Just as the food industry fought packaging regulations, the financial industry will fight similar regulations on their products. Under proposed financial regulations, teaser rates of “0% interest for 6 months” will have to be followed by plain English of what that teaser rate will reset to in six months. No longer will credit card companies be able to bury the truth in impossibly small print referencing the greater of the LIBOR rate (what’s that?, you ask) or the Federal Reserve discount rate (what’s that?, you ask again). Mortgage companies would have to offer at least 2 – 3 standard products, like a 30 year fixed loan, that a consumer could compare pricing with a competing mortgage company. While this legislation works its tortuous way through Congress, the finance industry will be busy lobbying against it and figuring out how to outsmart it.

Small Business Lending

In a 5/5/09 WSJ article, Raymund Flandez focuses on the market for small business loans.

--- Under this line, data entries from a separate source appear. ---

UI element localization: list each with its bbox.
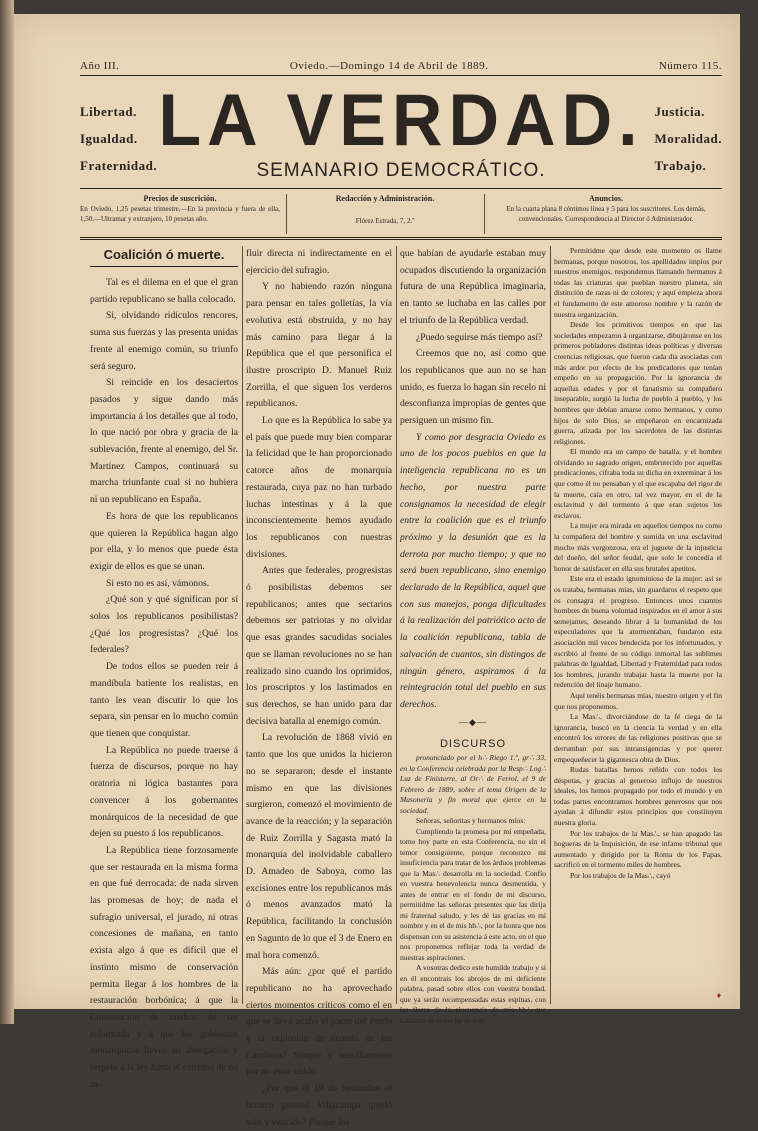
discurso-paragraph: A vosotras dedico este humilde trabajo y si en él encontrais los abrojos de mi deficiente palabra, pasad sobre ellos con vuestra bondad, que ya serán recompensadas estas espinas, con las flores de la elocuencia de mis hh∴ que hablarán en la noche de hoy. — [400, 963, 546, 1025]
col2-paragraph: Lo que es la República lo sabe ya el país que puede muy bien comparar la felicidad que le han proporcionado catorce años de monarquía restaurada, cuya paz no han turbado luchas intestinas y á la que inconscientemente hemos ayudado los republicanos con nuestras divisiones. — [246, 415, 392, 560]
col4-paragraph: Permitidme que desde este momento os llame hermanas, porque nosotros, los apellidados impíos por nuestros enemigos, respondemos llamando hermanos á todas las criaturas que pueblan nuestro planeta, sin distinción de razas ni de colores; y aquí empieza ahora el fundamento de este amoroso nombre y la razón de nuestra organización. — [554, 246, 722, 319]
info-rule-top — [80, 188, 722, 189]
col2-paragraph: Antes que federales, progresistas ó posibilistas debemos ser republicanos; antes que sectarios debemos ser patriotas y no olvidar que esas grandes sacudidas sociales que se llaman revoluciones no se han realizado sino cuando los oprimidos, los proscriptos y los lastimados en sus derechos, se han unido para dar decisiva batalla al enemigo común. — [246, 565, 392, 727]
col3-paragraph: Creemos que no, así como que los republicanos que aun no se han unido, es fuerza lo hagan sin recelo ni desconfianza impropias de gentes que persiguen un mismo fin. — [400, 348, 546, 427]
col4-paragraph: La Mas∴, divorciándose de la fé ciega de la ignorancia, buscó en la ciencia la verdad y en ella encontró los errores de las religiones positivas que se derrumban por sus intransigencias y por querer empequeñecer la gigantesca obra de Dios. — [554, 712, 722, 764]
col3-paragraph: ¿Puedo seguirse más tiempo así? — [416, 331, 543, 343]
motto-left-2: Igualdad. — [80, 131, 138, 146]
motto-right-1: Justicia. — [654, 104, 705, 119]
info-rule-bottom — [80, 237, 722, 240]
col1-paragraph: ¿Qué son y qué significan por sí solos los republicanos posibilistas? ¿Qué los progresistas? ¿Qué los federales? — [90, 594, 238, 656]
page-binding-edge — [0, 0, 14, 1024]
column-divider-1 — [242, 246, 243, 1004]
discurso-title: DISCURSO — [439, 738, 507, 751]
col1-paragraph: De todos ellos se pueden reir á mandíbula batiente los realistas, en tanto les vean discutir lo que los separa, sin pensar en lo mucho común que tienen que conquistar. — [90, 661, 238, 739]
newspaper-page — [14, 14, 740, 1128]
col2-paragraph: ¿Por qué el 19 de Setiembre el bizarro general Villacampa quedó solo y vencido? Porque los — [246, 1083, 392, 1128]
page-mark: ♦ — [715, 992, 722, 1000]
col4-paragraph: El mundo era un campo de batalla, y el hombre olvidando su sagrado origen, embrutecido por aquellas predicaciones, cifraba toda su dicha en exterminar á los que como él no pensaban y el que escapaba del rigor de la muerte, caía en otro, tal vez mayor, en el de la esclavitud y del tormento á que eran sujetos los esclavos. — [554, 447, 722, 520]
col3-paragraph: Y como por desgracia Oviedo es uno de los pocos pueblos en que la inteligencia republicana no es un hecho, por nuestra parte consignamos la necesidad de elegir entre la coalición que es el triunfo próximo y la desunión que es la derrota por mucho tiempo; y que no será buen republicano, sino enemigo declarado de la República, aquel que con sus manejos, ponga dificultades á la realización del patriótico acto de la coalición republicana, tabla de salvación de cuantos, sin distingos de ningún género, aspiramos á la reintegración total del pueblo en sus derechos. — [400, 431, 546, 710]
motto-right-2: Moralidad. — [654, 131, 722, 146]
column-divider-3 — [550, 246, 551, 1004]
ads-text: En la cuarta plana 8 céntimos línea y 5 para los suscritores. Los demás, convencionales. Correspondencia al Director ó Administrador. — [506, 205, 706, 223]
masthead-rule-top — [80, 75, 722, 76]
col4-paragraph: Rudas batallas hemos reñido con todos los déspotas, y gracias al generoso influjo de nuestros ideales, los hemos propagado por todo el mundo y en todas partes encontramos hombres generosos que nos ayudan á difundir estos principios que constituyen nuestra gloria. — [554, 765, 722, 828]
column-divider-2 — [396, 246, 397, 1004]
prices-title: Precios de suscrición. — [143, 194, 217, 203]
editorial-office — [292, 194, 478, 226]
advertisements-info — [490, 194, 722, 224]
admin-text: Flórez Estrada, 7, 2.º — [355, 217, 415, 225]
col4-paragraph: La mujer era mirada en aquellos tiempos no como la compañera del hombre y sumida en una esclavitud mucho más vergonzosa, era el juguete de la injusticia del dueño, del señor feudal, que solo le concedía el honor de satisfacer en ella sus brutales apetitos. — [554, 521, 722, 573]
info-divider-2 — [484, 194, 485, 234]
motto-left-1: Libertad. — [80, 104, 137, 119]
dateline: Oviedo.—Domingo 14 de Abril de 1889. — [289, 60, 489, 72]
ads-title: Anuncios. — [588, 194, 623, 203]
ornament-divider: —◆— — [459, 716, 487, 727]
col2-paragraph: La revolución de 1868 vivió en tanto que los que unidos la hicieron no se separaron; desde el instante mismo en que las divisiones surgieron, comenzó el movimiento de avance de la reacción; y la separación de Ruiz Zorrilla y Sagasta mató la monarquía del inolvidable caballero D. Amadeo de Saboya, como las excisiones entre los republicanos más ó menos avanzados mató la República, facilitando la conclusión en Sagunto de lo que el 3 de Enero en mal hora comenzó. — [246, 732, 392, 961]
col2-paragraph: fluir directa ni indirectamente en el ejercicio del sufragio. — [246, 248, 392, 276]
column-1 — [90, 246, 238, 1093]
col2-paragraph: Más aún: ¿por qué el partido republicano no ha aprovechado ciertos momentos críticos como el en que se llevó acabo el pacto del Pardo y la explosión de cuando de las Carolinas? Simple y sencillamente por no estar unido. — [246, 966, 392, 1078]
col1-paragraph: Si reincide en los desaciertos pasados y sigue dando más importancia á los detalles que al todo, lo que nació por obra y gracia de la sublevación, frente al enemigo, del Sr. Martínez Campos, continuará su marcha triunfante cual si no hubiera ni un republicano en España. — [90, 377, 238, 506]
column-4 — [554, 246, 722, 882]
col1-paragraph: Si esto no es así, vámonos. — [106, 577, 210, 589]
subscription-prices — [80, 194, 280, 224]
motto-right-3: Trabajo. — [654, 158, 707, 173]
col3-paragraph: que habían de ayudarle estaban muy ocupados discutiendo la organización futura de una República imaginaria, en tanto se luchaba en las calles por el triunfo de la República verdad. — [400, 248, 546, 326]
prices-text: En Oviedo, 1,25 pesetas trimestre.—En la provincia y fuera de ella, 1,50.—Ultramar y extranjero, 10 pesetas año. — [80, 205, 280, 223]
article-headline: Coalición ó muerte. — [90, 246, 238, 267]
col1-paragraph: La República tiene forzosamente que ser restaurada en la misma forma en que fué derrocada: de nada sirven las promesas de hoy; de nada el sufragio universal, el jurado, ni otras concesiones de mañana, en tanto exista algo á que es difícil que el instinto mismo de conservación permita llegar á los hombres de la restauración borbónica; á que la Constitución de medios de ser reformada y á que los gobiernos monárquicos lleven su abnegación y respeto á la ley hasta el extremo de no in- — [90, 844, 238, 1090]
col2-paragraph: Y no habiendo razón ninguna para pensar en tales golletías, la vía evolutiva está obstruida, y no hay más camino para llegar á la República que el que personifica el ilustre proscripto D. Manuel Ruiz Zorrilla, el que siguen los verderos republicanos. — [246, 281, 392, 410]
discurso-subtitle: pronunciado por el h∴ Riego 1.º, gr∴ 33, en la Conferencia celebrada por la Resp∴ Log∴ Luz de Finisterre, al Or∴ de Ferrol, el 9 de Febrero de 1889, sobre el tema Origen de la Masonería y fin moral que ejerce en la sociedad. — [400, 753, 546, 815]
discurso-paragraph: Señoras, señoritas y hermanos míos: — [416, 816, 526, 826]
col4-paragraph: Este era el estado ignominioso de la mujer: así se os trataba, hermanas mías, sin guardaros el respeto que os consagra el progreso. Entonces unos cuantos hombres de buena voluntad inspirados en el amor á sus semejantes, deseando librar á la humanidad de los especuladores que la atormentaban, fundaron esta asociación mil veces bendecida por los infortunados, y escribió al frente de su código inmortal las sublimes palabras de Igualdad, Libertad y Fraternidad para todos los hombres, jurando trabajar hasta la muerte por la redención del linaje humano. — [554, 574, 722, 690]
info-divider-1 — [286, 194, 287, 234]
issue-number: Número 115. — [658, 60, 722, 72]
newspaper-subtitle: SEMANARIO DEMOCRÁTICO. — [256, 160, 546, 181]
motto-left-3: Fraternidad. — [80, 158, 158, 173]
col1-paragraph: Es hora de que los republicanos que quieren la República hagan algo por ella, y lo menos que puede ésta exigir de ellos es que se unan. — [90, 510, 238, 572]
col1-paragraph: La República no puede traerse á fuerza de discursos, porque no hay oratoria ni lógica bastantes para convencer á los gobernantes monárquicos de la necesidad de que dejen su puesto á los republicanos. — [90, 744, 238, 840]
newspaper-title: LA VERDAD. — [158, 79, 644, 161]
col4-paragraph: Por los trabajos de la Mas∴, cayó — [570, 871, 671, 881]
masthead-topline — [80, 60, 722, 72]
col1-paragraph: Tal es el dilema en el que el gran partido republicano se halla colocado. — [90, 277, 238, 305]
col4-paragraph: Por los trabajos de la Mas∴, se han apagado las hogueras de la Inquisición, de ese infame tribunal que aumentado y dirigido por la Roma de los Papas, sacrificó en el tormento miles de hombres. — [554, 828, 722, 870]
page-content — [80, 14, 722, 1128]
col4-paragraph: Aquí tenéis hermanas mías, nuestro origen y el fin que nos proponemos. — [554, 690, 722, 711]
col1-paragraph: Si, olvidando ridículos rencores, suma sus fuerzas y las presenta unidas frente al enemigo común, su triunfo será seguro. — [90, 310, 238, 372]
admin-title: Redacción y Administración. — [335, 194, 435, 203]
issue-year: Año III. — [80, 60, 120, 72]
column-3 — [400, 246, 546, 1026]
column-2 — [246, 246, 392, 1131]
col4-paragraph: Desde los primitivos tiempos en que las sociedades empezaron á organizarse, dibujáronse en los primeros pobladores distintas ideas políticas y diversas creencias religiosas, que fueron cada día asociadas con más ardor por efecto de los predicadores que tenían empeño en su propagación. Por la ignorancia de aquellas edades y por el fanatismo su compañero inseparable, surgió la lucha de pueblo á pueblo, y los hombres que debían amarse como hermanos, y como hijos de solo Dios, se empeñaron en encarnizada guerra, atizada por los sacerdotes de las distintas religiones. — [554, 320, 722, 446]
discurso-paragraph: Cumpliendo la promesa por mí empeñada, tomo hoy parte en esta Conferencia, no sin el temor consiguiente, porque reconozco mi insuficiencia para tratar de los árduos problemas que la Mas∴ desarrolla en la sociedad. Confío en vuestra benevolencia nunca desmentida, y antes de entrar en el fondo de mi discurso, permitidme las señoras presentes que las dirija mi fraternal saludo, y les dé las gracias en mi nombre y en el de mis hh∴, por la honra que nos dispensan con su asistencia á este acto, en el que nos proponemos reflejar toda la verdad de nuestras aspiraciones. — [400, 826, 546, 962]
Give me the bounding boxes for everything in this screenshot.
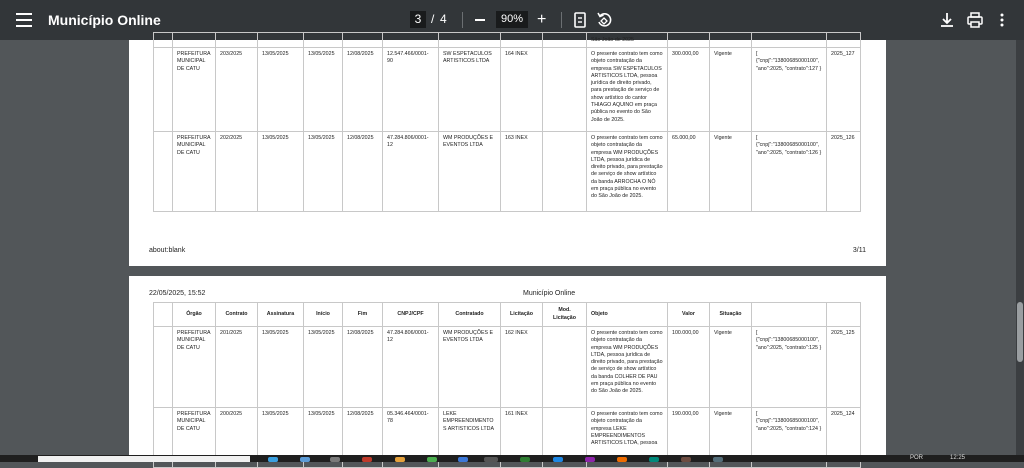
cell-contrato: 201/2025 <box>216 327 258 408</box>
cell-cnpj: 47.284.806/0001-12 <box>383 132 439 212</box>
zoom-input[interactable]: 90% <box>496 11 528 28</box>
cell-cnpj: 12.547.466/0001-90 <box>383 48 439 132</box>
cell-objeto: O presente contrato tem como objeto contratação da empresa LEKE EMPREENDIMENTOS ARTISTICOS LTDA, pessoa <box>587 408 668 468</box>
header-objeto: Objeto <box>587 303 668 327</box>
pdf-page-3 <box>129 36 886 266</box>
cell-objeto: O presente contrato tem como objeto contratação da empresa WM PRODUÇÕES LTDA, pessoa jurídica de direito privado, para prestação de serviço de show artístico da banda ARROCHA O NÓ em praça pública no evento do São João de 2025. <box>587 132 668 212</box>
cell-licitacao: 161 INEX <box>501 408 543 468</box>
cell-fim: 12/08/2025 <box>343 48 383 132</box>
cell-situacao: Vigente <box>710 408 752 468</box>
taskbar-app-icon[interactable] <box>427 457 437 462</box>
table-header-row <box>154 303 861 327</box>
cell-assinatura: 13/05/2025 <box>258 132 304 212</box>
zoom-out-button[interactable] <box>475 19 485 21</box>
cell-orgao: PREFEITURA MUNICIPAL DE CATU <box>173 48 216 132</box>
cell-contrato: 203/2025 <box>216 48 258 132</box>
cell-situacao: Vigente <box>710 132 752 212</box>
taskbar-app-icon[interactable] <box>520 457 530 462</box>
rotate-icon[interactable] <box>595 11 613 29</box>
cell-situacao: Vigente <box>710 48 752 132</box>
table-row <box>154 48 861 132</box>
download-icon[interactable] <box>938 11 956 29</box>
cell-inicio: 13/05/2025 <box>304 48 343 132</box>
total-pages: 4 <box>440 12 447 26</box>
cell-valor: 190.000,00 <box>668 408 710 468</box>
cell-mod-licitacao <box>543 327 587 408</box>
print-header-date: 22/05/2025, 15:52 <box>149 290 206 297</box>
taskbar-app-icon[interactable] <box>713 457 723 462</box>
cell-cnpj: 05.346.464/0001-78 <box>383 408 439 468</box>
cell-valor: 65.000,00 <box>668 132 710 212</box>
cell-contrato: 200/2025 <box>216 408 258 468</box>
page-separator: / <box>431 12 435 26</box>
cell-assinatura: 13/05/2025 <box>258 408 304 468</box>
more-options-icon[interactable] <box>993 11 1011 29</box>
toolbar-divider <box>561 12 562 28</box>
cell-cnpj: 47.284.806/0001-12 <box>383 327 439 408</box>
cell-contrato: 202/2025 <box>216 132 258 212</box>
taskbar-app-icon[interactable] <box>300 457 310 462</box>
taskbar-clock[interactable]: 12:25 <box>950 455 966 461</box>
page-number-input[interactable]: 3 <box>410 11 426 28</box>
cell-contratado: SW ESPETACULOS ARTISTICOS LTDA <box>439 48 501 132</box>
cell-id: 2025_126 <box>827 132 861 212</box>
cell-mod-licitacao <box>543 132 587 212</box>
scrollbar-thumb[interactable] <box>1017 302 1023 362</box>
header-cnpj: CNPJ/CPF <box>383 303 439 327</box>
header-fim: Fim <box>343 303 383 327</box>
cell-inicio: 13/05/2025 <box>304 408 343 468</box>
cell-situacao: Vigente <box>710 327 752 408</box>
menu-icon[interactable] <box>16 13 32 27</box>
table-row <box>154 33 861 48</box>
cell-inicio: 13/05/2025 <box>304 327 343 408</box>
header-mod-licitacao: Mod. Licitação <box>543 303 587 327</box>
print-icon[interactable] <box>966 11 984 29</box>
cell-id: 2025_124 <box>827 408 861 468</box>
cell-json: [ {"cnpj":"13800685000100", "ano":2025, "contrato":126 } <box>752 132 827 212</box>
cell-orgao: PREFEITURA MUNICIPAL DE CATU <box>173 132 216 212</box>
header-extra-2 <box>827 303 861 327</box>
cell-fim: 12/08/2025 <box>343 132 383 212</box>
cell-json: [ {"cnpj":"13800685000100", "ano":2025, "contrato":127 } <box>752 48 827 132</box>
taskbar-app-icon[interactable] <box>617 457 627 462</box>
taskbar-app-icon-active[interactable] <box>484 457 498 462</box>
toolbar-divider <box>462 12 463 28</box>
cell-contratado: WM PRODUÇÕES E EVENTOS LTDA <box>439 132 501 212</box>
cell-valor: 300.000,00 <box>668 48 710 132</box>
header-contrato: Contrato <box>216 303 258 327</box>
cell-licitacao: 164 INEX <box>501 48 543 132</box>
cell-orgao: PREFEITURA MUNICIPAL DE CATU <box>173 408 216 468</box>
cell-mod-licitacao <box>543 48 587 132</box>
cell-contratado: WM PRODUÇÕES E EVENTOS LTDA <box>439 327 501 408</box>
cell-id: 2025_125 <box>827 327 861 408</box>
header-extra <box>752 303 827 327</box>
taskbar-app-icon[interactable] <box>458 457 468 462</box>
cell-id: 2025_127 <box>827 48 861 132</box>
table-row <box>154 327 861 408</box>
header-assinatura: Assinatura <box>258 303 304 327</box>
cell-json: [ {"cnpj":"13800685000100", "ano":2025, "contrato":124 } <box>752 408 827 468</box>
header-valor: Valor <box>668 303 710 327</box>
header-licitacao: Licitação <box>501 303 543 327</box>
cell-fim: 12/08/2025 <box>343 408 383 468</box>
taskbar-app-icon[interactable] <box>330 457 340 462</box>
taskbar-app-icon[interactable] <box>649 457 659 462</box>
page-footer-url: about:blank <box>149 247 186 254</box>
cell-objeto: O presente contrato tem como objeto contratação da empresa SW ESPETACULOS ARTISTICOS LTDA, pessoa jurídica de direito privado, para prestação de serviço de show artístico do cantor THIAGO AQUINO em praça pública no evento do São João de 2025. <box>587 48 668 132</box>
cell-json: [ {"cnpj":"13800685000100", "ano":2025, "contrato":125 } <box>752 327 827 408</box>
pdf-page-4 <box>129 276 886 462</box>
header-inicio: Início <box>304 303 343 327</box>
cell-inicio: 13/05/2025 <box>304 132 343 212</box>
taskbar-app-icon[interactable] <box>585 457 595 462</box>
taskbar-app-icon[interactable] <box>395 457 405 462</box>
taskbar-app-icon[interactable] <box>681 457 691 462</box>
cell-objeto: O presente contrato tem como objeto contratação da empresa WM PRODUÇÕES LTDA, pessoa jurídica de direito privado, para prestação de serviço de show artístico da banda COLHER DE PAU em praça pública no evento do São João de 2025. <box>587 327 668 408</box>
cell-orgao: PREFEITURA MUNICIPAL DE CATU <box>173 327 216 408</box>
contracts-table <box>153 302 861 468</box>
taskbar-app-icon[interactable] <box>553 457 563 462</box>
taskbar-app-icon[interactable] <box>268 457 278 462</box>
page-footer-number: 3/11 <box>852 247 866 254</box>
taskbar-search-box[interactable] <box>38 456 250 462</box>
document-title: Município Online <box>48 12 161 28</box>
cell-valor: 100.000,00 <box>668 327 710 408</box>
table-row <box>154 132 861 212</box>
cell-contratado: LEKE EMPREENDIMENTOS ARTISTICOS LTDA <box>439 408 501 468</box>
header-contratado: Contratado <box>439 303 501 327</box>
taskbar-language[interactable]: POR <box>910 455 924 461</box>
contracts-table <box>153 32 861 212</box>
taskbar-app-icon[interactable] <box>362 457 372 462</box>
cell-licitacao: 163 INEX <box>501 132 543 212</box>
print-header-title: Município Online <box>523 290 576 297</box>
cell-licitacao: 162 INEX <box>501 327 543 408</box>
cell-objeto: São João de 2025 <box>587 33 668 48</box>
cell-assinatura: 13/05/2025 <box>258 327 304 408</box>
cell-fim: 12/08/2025 <box>343 327 383 408</box>
cell-assinatura: 13/05/2025 <box>258 48 304 132</box>
header-orgao: Órgão <box>173 303 216 327</box>
vertical-scrollbar[interactable] <box>1016 40 1024 455</box>
header-situacao: Situação <box>710 303 752 327</box>
zoom-in-button[interactable]: + <box>537 11 547 28</box>
fit-page-icon[interactable] <box>571 11 589 29</box>
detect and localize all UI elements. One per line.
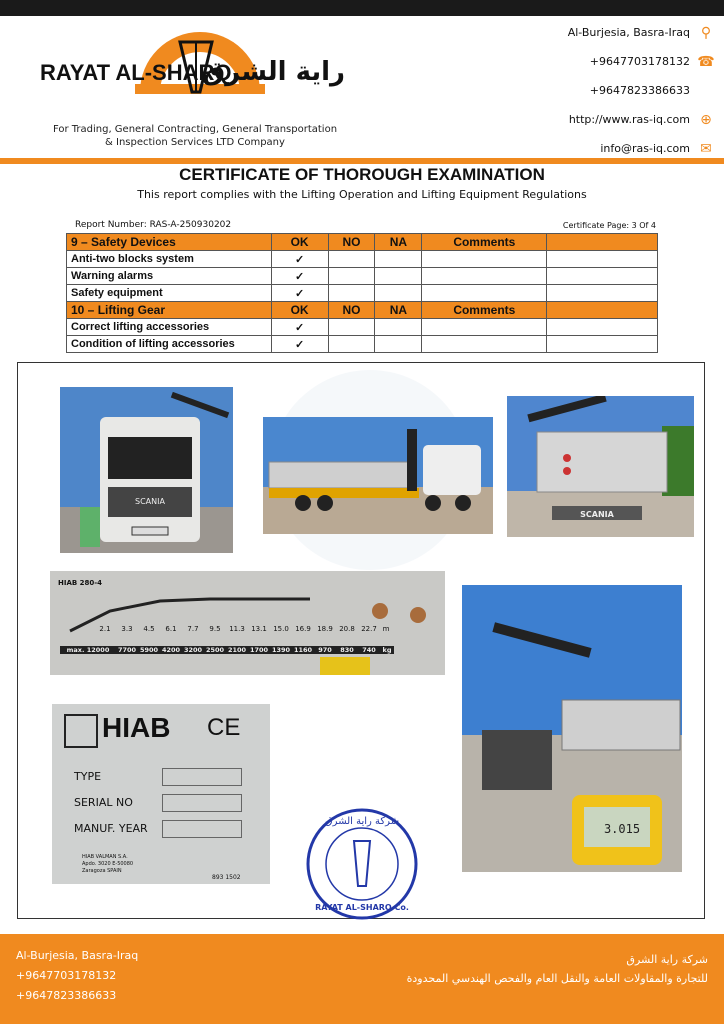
ok-check: ✓ xyxy=(271,285,328,302)
company-stamp xyxy=(304,806,420,922)
logo-name-en: RAYAT AL-SHARQ xyxy=(40,60,232,85)
photo-hiab-id-plate: HIAB CE TYPE SERIAL NO MANUF. YEAR HIAB VALMAN S.A. Apdo. 3020 E-50080 Zaragoza SPAIN 893 1502 xyxy=(52,704,270,884)
contact-email[interactable]: info@ras-iq.com xyxy=(600,142,690,155)
rear-brand-label: SCANIA xyxy=(580,510,614,519)
company-tagline: For Trading, General Contracting, General Transportation & Inspection Services LTD Company xyxy=(52,124,338,148)
envelope-icon: ✉ xyxy=(700,140,712,157)
contact-address: Al-Burjesia, Basra-Iraq xyxy=(567,26,690,39)
photo-load-chart-plate xyxy=(50,571,445,675)
certificate-subtitle: This report complies with the Lifting Operation and Lifting Equipment Regulations xyxy=(137,188,587,201)
contact-phone1: +9647703178132 xyxy=(589,55,690,68)
logo-name-ar: راية الشرق xyxy=(201,57,345,87)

In February, 35% of new SBA loans of the most popular type were sold on the secondary market, up from 24% the previous month. Before the crisis in September 2008, 45% of these loans were sold on the secondary market.

At GovGex.com, where these loans are bundled and sold, bids for these loans have more than doubled since mid-March, when the Obama administration made a pledge to use $15B of taxpayer money to free up the secondary market in these loans. The government is guaranteeing as much as 90% of some loans. Before that pledge, the market for these loans had all but dried up, with volume totalling on $7.8M. Since then, volume has rocketed to over $67M.

Loan applications have more than tripled at Small Business Loan Exchange, an online marketplace which matches up borrowers with lenders.

Government Loan Solutions follows the SBA market closely and reports that the delinquency on the most popular SBA loan was 6.18%, the second highest rate in 10 years.

Peer To Peer Lending

In a 4/28/09 WSJ article, Jane Kim reviews the market for peer to peer (P2P) lending. Several companies provide a platform to bring together those who need money and those who have some extra.

A borrower fills out an application, stating their financial information, the amount of money they need to borrow and why they want the money. The P2P company verifies the identity of the borrower and pulls a credit report but doesn’t verify employment. Most of the companies have some minimum FICO score, a commonly used credit grade, that all borrowers must meet. The company then posts the loan request and investors bid on it.

LendingClub.com, PertuityDirect.com and Prosper.com are three companies using this model. At an average interest rate of 13 – 17%, borrowers can often get a better rate than using a traditional credit card.

At LendingClub.com, the delinquency rate was 4 – 5%, about the same as for credit cards. For investors, this is a way to earn more interest on their money. As always, with higher return comes higher risk. The P2P company makes its money by taking a fee on the loans.